Regional Perspective
Iran's Foreign Ministry spokesman Esmail Baqaei told semi-official Iranian state media that the Strait had nothing to do with the US and that Tasnim reported the Strait would not return to its pre-war status under an agreement. This directly contradicts Trump's May 23 announcement. Fars news agency reported the Strait would remain under Iran's management and dismissed Trump's announcement of reopening it as part of a "largely negotiated" deal as "incomplete and inconsistent with reality." The regional divergence centers on the Strait's control and economic reopening.
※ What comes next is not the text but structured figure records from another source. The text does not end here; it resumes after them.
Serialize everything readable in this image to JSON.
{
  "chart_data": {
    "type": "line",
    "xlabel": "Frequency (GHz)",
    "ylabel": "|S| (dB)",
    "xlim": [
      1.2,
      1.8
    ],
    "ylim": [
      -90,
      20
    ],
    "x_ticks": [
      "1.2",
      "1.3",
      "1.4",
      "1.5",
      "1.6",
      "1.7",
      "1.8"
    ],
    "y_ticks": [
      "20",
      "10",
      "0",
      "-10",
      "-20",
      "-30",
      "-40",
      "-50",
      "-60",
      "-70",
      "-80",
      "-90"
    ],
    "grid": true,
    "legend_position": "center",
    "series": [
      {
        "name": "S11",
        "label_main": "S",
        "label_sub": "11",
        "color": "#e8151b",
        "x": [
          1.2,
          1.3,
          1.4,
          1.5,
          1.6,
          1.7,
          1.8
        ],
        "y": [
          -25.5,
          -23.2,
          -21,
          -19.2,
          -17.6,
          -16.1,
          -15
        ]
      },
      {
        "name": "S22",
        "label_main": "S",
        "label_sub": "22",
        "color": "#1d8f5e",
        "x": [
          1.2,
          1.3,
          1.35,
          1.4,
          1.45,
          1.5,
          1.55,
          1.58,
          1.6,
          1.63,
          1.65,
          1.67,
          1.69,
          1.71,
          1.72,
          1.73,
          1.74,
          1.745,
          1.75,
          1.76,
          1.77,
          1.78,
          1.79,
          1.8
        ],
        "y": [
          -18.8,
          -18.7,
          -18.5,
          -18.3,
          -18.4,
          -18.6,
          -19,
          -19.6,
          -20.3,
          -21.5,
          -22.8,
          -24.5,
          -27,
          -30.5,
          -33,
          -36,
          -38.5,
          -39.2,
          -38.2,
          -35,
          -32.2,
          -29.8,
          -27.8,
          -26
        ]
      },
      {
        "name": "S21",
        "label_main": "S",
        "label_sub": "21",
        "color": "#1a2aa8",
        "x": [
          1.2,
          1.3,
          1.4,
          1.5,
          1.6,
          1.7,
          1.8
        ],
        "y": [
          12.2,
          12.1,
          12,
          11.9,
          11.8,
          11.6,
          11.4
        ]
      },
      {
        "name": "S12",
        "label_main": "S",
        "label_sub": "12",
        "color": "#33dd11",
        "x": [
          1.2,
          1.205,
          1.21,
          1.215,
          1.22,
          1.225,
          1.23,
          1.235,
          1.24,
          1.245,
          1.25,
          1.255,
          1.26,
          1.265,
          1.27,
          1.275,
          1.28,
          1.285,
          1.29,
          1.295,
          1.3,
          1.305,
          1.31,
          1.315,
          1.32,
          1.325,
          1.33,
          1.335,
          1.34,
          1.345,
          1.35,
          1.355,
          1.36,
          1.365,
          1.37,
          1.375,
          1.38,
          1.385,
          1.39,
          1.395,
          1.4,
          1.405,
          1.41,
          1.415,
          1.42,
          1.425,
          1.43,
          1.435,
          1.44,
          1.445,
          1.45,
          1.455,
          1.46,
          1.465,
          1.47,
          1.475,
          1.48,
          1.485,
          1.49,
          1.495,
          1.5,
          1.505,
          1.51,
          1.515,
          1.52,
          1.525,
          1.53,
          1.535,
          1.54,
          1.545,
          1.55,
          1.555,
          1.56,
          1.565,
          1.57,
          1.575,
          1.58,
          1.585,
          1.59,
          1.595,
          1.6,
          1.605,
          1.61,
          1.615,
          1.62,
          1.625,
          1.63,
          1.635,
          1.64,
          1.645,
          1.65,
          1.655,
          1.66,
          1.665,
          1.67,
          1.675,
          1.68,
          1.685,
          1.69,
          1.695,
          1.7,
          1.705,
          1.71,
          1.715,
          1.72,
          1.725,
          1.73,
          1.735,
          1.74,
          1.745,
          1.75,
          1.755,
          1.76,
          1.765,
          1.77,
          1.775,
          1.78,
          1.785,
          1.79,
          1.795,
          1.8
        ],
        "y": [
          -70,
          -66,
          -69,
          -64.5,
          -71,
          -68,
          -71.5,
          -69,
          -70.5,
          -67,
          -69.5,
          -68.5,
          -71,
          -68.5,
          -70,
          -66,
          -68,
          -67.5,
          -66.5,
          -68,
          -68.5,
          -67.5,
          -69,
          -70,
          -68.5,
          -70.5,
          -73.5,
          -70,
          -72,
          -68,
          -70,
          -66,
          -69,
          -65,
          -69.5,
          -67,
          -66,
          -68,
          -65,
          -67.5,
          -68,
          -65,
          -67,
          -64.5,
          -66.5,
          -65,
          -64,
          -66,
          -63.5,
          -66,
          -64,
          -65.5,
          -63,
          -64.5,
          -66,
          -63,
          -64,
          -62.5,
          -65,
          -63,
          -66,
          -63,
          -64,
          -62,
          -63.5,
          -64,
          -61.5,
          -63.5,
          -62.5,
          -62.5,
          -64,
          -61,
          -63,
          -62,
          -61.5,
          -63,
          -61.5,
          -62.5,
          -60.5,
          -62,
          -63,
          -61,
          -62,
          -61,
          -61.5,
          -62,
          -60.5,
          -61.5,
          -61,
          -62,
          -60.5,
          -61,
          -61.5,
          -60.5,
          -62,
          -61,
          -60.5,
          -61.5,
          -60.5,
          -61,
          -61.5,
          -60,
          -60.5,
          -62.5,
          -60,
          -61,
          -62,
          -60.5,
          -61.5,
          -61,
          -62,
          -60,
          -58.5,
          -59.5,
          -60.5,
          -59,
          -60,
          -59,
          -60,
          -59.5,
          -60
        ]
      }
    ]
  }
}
From Tehran's perspective, no agreement on the waterway's status exists—Iran retains sovereignty and discretion. From Gulf state perspectives, reopening is existential. Saudi Arabia's involvement marks a dramatic shift from earlier deterrence positions, with Riyadh now deeply invested in regional stability and seeing the MoU as essential to restoring confidence in energy markets and reigniting tourism under Vision 2030. Oman and Qatar remain closest to Tehran and prioritize dialogue, with both countries expected to proactively support talks through mediation and back-channel diplomacy while promoting confidence-building measures. Qatar and Saudi positions diverge strategically: Qatar seeks mediation and face-saving for all parties, while Saudi Arabia prioritizes Strait reopening as prerequisite for economic recovery. Saudi Arabia's minimum aim appears to be supporting the talks to reopen the Strait and secure guarantees against direct attacks, while the UAE remains the most distant from Iran having suffered the highest number of strikes. This regional fracture—with mediator states like Qatar closer to Iran and affected states like the UAE more hawkish—shapes the negotiation's middle ground.